It might go without saying that a lot of things have changed in New York since 1976, but, well, we’re going to say it anyway. A lot of things have changed in New York since 1976! For example, back then, the city’s mayor was only 5’2″ whereas now, in 2014, the mayor is 6’5″. That’s called “progress,” and we’re living it. Other things that have skyrocketed that are not related to our elected officials’ heights include real estate prices, Brooklyn’s relevance, and the use of lists in journalism.
But even though the ubiquity of lists is a relatively recent phenomenon, that doesn’t mean that such august journalistic institutions as the New York Times didn’t at one time occasionally embrace this most relatable (or, at least, easily consumable) method of communicating simple (and at times simplistic) ideas. Last week, Scouting New York discovered a Times list that seems more suited to the BuzzFeed of today than the Gray Lady of today, reducing, as it does, the beauty of New York into “101 things to love.” And just like today’s lists detailing New York’s many wonders, this one (re-printed in full below) is delights in the arcane bits of trivia and obscure references that only New Yorkers would catch, as well as being not a little bit deprecating about the city itself. So, we pretty much love this list! Even if we don’t understand everything on it! (“#36 Austin Street, Queens” what?!) However, Nick Carr of Scouting New York wasn’t such a huge fan of it, finding it confusing, and other people, like Martin Schneider of Dangerous Minds found the list “cranky, creaky, weary,” and felt that too many items do little more than “signify what an awful place New York [was.]”

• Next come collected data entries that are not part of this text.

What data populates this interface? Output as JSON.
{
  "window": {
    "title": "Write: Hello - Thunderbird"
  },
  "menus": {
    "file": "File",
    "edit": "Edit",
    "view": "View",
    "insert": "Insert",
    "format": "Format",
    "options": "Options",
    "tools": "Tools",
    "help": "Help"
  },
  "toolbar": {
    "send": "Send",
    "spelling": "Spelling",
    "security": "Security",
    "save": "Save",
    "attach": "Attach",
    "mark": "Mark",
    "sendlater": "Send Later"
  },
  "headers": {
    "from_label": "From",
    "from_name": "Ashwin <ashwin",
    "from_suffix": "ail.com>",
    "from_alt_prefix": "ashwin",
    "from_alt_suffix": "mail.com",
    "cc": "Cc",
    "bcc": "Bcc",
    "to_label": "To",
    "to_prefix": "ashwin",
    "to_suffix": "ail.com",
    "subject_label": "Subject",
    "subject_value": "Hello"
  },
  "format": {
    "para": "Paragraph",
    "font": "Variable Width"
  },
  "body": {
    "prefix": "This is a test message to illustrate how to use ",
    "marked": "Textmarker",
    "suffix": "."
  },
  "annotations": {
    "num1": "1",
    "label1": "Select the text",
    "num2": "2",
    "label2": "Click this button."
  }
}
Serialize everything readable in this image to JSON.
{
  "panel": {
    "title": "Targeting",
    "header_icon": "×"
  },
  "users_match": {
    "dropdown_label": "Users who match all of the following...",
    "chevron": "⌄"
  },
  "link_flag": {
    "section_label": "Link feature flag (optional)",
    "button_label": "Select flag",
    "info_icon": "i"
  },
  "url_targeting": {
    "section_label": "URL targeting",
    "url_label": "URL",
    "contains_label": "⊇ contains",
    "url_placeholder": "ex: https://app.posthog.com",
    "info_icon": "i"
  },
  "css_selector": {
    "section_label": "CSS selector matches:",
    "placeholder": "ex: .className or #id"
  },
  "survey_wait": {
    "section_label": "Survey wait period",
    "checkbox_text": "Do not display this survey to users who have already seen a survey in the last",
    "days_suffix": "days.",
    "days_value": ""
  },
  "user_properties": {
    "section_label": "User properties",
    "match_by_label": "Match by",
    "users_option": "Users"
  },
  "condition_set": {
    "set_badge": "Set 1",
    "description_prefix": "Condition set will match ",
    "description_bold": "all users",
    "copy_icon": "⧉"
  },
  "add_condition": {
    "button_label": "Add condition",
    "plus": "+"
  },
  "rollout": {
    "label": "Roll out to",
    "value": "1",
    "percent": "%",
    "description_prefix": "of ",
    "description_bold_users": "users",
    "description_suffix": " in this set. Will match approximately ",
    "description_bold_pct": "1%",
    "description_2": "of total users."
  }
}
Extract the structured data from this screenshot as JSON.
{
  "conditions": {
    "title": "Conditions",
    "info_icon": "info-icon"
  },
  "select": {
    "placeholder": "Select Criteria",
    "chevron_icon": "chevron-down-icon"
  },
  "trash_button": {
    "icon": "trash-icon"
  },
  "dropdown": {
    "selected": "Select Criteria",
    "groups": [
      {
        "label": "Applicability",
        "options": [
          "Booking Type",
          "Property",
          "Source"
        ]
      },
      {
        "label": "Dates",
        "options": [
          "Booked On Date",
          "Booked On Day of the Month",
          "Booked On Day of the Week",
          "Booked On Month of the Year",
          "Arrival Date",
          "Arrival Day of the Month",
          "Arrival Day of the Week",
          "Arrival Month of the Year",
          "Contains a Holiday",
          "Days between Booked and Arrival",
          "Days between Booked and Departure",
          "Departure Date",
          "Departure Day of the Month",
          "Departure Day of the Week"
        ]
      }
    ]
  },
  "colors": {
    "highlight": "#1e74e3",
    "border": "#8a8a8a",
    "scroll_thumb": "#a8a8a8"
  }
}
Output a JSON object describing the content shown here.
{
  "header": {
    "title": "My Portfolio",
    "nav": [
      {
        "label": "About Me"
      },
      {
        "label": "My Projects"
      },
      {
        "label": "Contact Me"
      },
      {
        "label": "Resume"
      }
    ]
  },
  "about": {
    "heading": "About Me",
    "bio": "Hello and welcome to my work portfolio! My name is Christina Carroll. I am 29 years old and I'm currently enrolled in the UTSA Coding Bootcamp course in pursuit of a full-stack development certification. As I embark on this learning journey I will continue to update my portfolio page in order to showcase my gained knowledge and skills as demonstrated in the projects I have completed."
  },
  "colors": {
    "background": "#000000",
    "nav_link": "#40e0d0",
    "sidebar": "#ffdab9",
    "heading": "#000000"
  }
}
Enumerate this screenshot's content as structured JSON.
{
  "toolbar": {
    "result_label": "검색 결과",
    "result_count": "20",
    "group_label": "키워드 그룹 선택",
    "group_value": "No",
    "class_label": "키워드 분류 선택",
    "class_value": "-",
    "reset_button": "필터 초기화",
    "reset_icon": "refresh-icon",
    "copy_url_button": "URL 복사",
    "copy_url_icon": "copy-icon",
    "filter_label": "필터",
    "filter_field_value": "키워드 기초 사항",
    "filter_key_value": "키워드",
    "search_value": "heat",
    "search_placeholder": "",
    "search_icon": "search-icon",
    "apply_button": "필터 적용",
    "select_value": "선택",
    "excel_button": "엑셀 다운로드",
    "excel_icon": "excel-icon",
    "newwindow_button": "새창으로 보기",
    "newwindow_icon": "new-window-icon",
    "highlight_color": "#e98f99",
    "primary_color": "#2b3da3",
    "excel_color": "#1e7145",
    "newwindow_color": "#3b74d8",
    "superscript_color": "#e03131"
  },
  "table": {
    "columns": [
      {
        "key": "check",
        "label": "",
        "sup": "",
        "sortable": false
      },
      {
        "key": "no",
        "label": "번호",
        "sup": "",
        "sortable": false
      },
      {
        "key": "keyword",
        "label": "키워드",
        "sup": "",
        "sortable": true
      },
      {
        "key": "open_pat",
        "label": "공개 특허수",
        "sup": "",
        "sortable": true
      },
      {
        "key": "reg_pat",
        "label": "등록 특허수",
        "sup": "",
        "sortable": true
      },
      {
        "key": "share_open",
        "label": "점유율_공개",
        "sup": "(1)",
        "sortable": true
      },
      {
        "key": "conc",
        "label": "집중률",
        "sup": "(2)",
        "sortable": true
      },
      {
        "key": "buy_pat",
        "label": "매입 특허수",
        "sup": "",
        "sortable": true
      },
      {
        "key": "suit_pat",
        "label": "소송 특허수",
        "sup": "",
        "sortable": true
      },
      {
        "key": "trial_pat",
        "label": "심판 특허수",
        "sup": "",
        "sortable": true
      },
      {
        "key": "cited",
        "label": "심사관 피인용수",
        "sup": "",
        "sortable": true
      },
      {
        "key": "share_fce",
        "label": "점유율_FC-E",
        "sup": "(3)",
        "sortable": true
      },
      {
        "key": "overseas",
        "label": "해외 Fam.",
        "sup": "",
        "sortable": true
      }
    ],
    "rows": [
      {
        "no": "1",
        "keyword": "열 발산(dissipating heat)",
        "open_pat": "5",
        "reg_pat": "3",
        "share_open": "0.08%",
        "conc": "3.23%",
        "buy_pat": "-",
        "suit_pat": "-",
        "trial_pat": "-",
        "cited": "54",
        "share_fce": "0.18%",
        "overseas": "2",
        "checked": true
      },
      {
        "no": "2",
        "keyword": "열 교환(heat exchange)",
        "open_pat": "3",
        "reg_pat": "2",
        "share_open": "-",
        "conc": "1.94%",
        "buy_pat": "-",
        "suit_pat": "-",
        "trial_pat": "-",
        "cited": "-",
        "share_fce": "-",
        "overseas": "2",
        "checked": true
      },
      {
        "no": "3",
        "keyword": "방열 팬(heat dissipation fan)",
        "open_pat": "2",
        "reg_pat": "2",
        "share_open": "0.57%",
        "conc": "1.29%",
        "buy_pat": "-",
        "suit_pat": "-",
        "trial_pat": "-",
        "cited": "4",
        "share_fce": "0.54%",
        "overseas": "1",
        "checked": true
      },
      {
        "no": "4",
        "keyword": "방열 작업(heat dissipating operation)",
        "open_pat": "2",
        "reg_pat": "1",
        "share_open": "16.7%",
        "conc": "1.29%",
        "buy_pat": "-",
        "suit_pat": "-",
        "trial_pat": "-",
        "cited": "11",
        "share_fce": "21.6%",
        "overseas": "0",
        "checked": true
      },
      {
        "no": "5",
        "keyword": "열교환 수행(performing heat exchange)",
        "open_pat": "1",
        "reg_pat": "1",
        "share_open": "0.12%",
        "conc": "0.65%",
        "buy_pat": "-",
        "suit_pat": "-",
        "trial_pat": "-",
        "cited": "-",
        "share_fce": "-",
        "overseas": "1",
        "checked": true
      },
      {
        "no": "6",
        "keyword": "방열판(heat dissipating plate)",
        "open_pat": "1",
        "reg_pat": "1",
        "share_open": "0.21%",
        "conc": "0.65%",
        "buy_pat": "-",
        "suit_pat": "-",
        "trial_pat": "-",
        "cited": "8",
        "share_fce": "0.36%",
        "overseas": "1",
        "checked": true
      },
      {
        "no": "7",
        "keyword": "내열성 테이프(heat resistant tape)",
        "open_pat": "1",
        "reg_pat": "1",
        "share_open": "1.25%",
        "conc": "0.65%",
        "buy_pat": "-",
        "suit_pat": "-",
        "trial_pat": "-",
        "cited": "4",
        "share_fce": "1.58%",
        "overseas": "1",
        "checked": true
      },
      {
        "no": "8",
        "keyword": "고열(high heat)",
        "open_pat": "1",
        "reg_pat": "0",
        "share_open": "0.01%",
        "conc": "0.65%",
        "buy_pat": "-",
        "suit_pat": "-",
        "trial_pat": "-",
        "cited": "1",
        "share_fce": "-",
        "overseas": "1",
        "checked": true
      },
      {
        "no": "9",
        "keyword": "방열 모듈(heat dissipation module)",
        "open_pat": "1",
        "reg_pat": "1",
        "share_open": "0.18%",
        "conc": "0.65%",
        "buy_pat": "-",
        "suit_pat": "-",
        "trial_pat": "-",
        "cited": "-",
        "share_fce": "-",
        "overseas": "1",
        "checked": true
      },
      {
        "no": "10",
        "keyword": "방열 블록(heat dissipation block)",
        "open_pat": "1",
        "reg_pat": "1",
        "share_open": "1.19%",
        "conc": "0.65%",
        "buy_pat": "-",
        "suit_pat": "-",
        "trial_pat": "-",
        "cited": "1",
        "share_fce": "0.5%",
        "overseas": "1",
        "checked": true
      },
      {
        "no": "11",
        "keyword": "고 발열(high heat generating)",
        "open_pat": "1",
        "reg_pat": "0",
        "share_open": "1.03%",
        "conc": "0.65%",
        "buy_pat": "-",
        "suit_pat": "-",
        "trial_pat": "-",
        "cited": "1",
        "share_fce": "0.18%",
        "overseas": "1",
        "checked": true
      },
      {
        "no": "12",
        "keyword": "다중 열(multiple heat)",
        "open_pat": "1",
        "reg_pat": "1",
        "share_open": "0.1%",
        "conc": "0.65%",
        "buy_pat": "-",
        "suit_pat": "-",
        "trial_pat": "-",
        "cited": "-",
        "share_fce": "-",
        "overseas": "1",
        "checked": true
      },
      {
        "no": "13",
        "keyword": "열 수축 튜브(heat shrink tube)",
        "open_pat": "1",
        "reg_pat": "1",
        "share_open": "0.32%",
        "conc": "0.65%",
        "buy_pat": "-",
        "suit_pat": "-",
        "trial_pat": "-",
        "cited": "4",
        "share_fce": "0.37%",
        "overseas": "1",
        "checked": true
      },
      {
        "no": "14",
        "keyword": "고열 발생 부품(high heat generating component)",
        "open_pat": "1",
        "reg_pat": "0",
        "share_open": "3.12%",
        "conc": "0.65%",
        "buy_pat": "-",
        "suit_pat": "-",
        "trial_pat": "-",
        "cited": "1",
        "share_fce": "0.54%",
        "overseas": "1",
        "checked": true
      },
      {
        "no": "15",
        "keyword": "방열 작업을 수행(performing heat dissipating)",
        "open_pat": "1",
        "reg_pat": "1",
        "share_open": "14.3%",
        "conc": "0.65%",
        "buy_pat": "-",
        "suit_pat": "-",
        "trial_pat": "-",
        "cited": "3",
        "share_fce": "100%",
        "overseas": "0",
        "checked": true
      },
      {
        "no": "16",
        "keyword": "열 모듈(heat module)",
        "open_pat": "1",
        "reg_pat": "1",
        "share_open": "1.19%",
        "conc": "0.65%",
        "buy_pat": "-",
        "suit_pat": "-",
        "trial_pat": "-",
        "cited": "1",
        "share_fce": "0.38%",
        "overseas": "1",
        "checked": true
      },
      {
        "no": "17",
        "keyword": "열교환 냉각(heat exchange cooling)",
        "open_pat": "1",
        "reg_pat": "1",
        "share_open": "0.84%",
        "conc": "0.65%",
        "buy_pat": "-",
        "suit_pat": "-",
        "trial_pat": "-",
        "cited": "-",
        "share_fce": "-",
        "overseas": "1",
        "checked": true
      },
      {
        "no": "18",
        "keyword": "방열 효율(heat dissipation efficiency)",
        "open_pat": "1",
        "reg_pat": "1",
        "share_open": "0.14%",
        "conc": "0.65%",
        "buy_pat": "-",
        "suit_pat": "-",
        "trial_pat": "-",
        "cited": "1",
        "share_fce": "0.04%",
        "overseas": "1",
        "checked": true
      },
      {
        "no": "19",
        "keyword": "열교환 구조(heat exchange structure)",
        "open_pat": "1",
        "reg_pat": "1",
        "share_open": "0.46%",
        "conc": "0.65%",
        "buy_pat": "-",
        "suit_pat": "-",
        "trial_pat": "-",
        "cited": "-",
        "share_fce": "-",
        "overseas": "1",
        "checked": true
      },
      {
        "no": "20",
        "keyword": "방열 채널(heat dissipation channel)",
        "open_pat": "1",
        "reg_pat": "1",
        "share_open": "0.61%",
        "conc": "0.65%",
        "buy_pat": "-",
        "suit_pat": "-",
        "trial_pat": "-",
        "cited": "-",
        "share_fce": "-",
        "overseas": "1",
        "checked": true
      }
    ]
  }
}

The thing is, though, New York in 1976 was kind of an awful place! Or, ok, it wasn’t that New York was awful, but it was going through almost unfathomably hard times. This was a year after the city was told to “Drop Dead” by then-President Gerald Ford. This was the era when the city almost went bankrupt. This was a time when just about every city worker—from those in the sanitation department to members of the teachers union—went on long strikes. This was a year before the blackout that featured fires and looting. This was right before the Summer of Sam. What better time than the summer of ’76 was there for a little of patented New York City-brand black humor? No better time. Because maybe the city has changed a lot, but our ability to laugh at ourselves even in the darkest times is something that will always remain. Maybe the New Yorkers of today can’t relate to loving “the missing apostrophe from DONT WALK,” but we can all relate to “hating Con Edison” and “thinking that iridescent pigeon necks are beautiful” but “hating pigeons.” The reasons that we love New York (or some of them anyway) might be different in 2014 than they were in 1976, but our feelings are just as strong, different as they may—or may not—be. And, c’mon, Brooklyn Day? There’s nothing better.